The first airstrike hitting at 9:02 on the morning of Feb. 15. As rescue teams dashed to the scene, warplanes circled back for a “double tap, ” pummeling the isolated hospital in northwestern Syria a second time, minutes later. And a third. And a fourth.

Twenty-five people succumbed, including nine health care workers and five children. Staff and volunteers who survived the onslaught at the Doctors Without Borders-supported facility rushed victims to the next closest emergency center in a nearby township. The bombs followed.

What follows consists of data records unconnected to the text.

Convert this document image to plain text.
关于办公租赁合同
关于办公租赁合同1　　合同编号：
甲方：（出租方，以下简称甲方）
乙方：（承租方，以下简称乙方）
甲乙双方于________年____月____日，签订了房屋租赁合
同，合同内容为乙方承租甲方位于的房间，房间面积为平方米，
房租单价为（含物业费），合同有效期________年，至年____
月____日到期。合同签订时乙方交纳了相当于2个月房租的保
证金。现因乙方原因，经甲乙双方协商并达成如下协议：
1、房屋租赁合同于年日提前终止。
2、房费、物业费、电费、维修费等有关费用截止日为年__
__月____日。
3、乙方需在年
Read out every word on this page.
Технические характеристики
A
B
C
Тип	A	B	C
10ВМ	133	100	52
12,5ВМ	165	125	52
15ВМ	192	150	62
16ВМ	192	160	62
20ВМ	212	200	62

It’s an utterly grim and tragic irony: Hospitals are now among the most dangerous places in Syria. There have been 252 assaults on Syrian health care centers in 2016 in so far, according to the Syrian American Medical Society, a nonprofit organization. Countless humen, women and children suffering from injury or illness in the war-torn country have jeopardized their lives simply by attempting therapy. Many of the brave doctors who voluntarily walk into hospitals to help those in need dismally aware of the grave personal hazard never come back out.

“Perhaps one of the defining facets of the conflict since its outset has been making attacks on medical care a part of the war strategy, ” Jason Cone, executive director of Doctors Without Borders’ U.S. branch, told The WorldPost. “In this day and age,[ going to a hospital in Syria] is a very risky endeavor, ” Cone added. “Some of our colleagues in Syria have reported that people don’t want to stay in the hospital for any longer than they have to. Many seek to be discharged before their treatment is completed because they don’t feeling safe in hospitals.”

Muhammed Karkas/ Anadolu Agency via Getty Images
A rescue worker searchesthe debris of a collapsed hospital in Idlib Province on Feb. 15, 2016.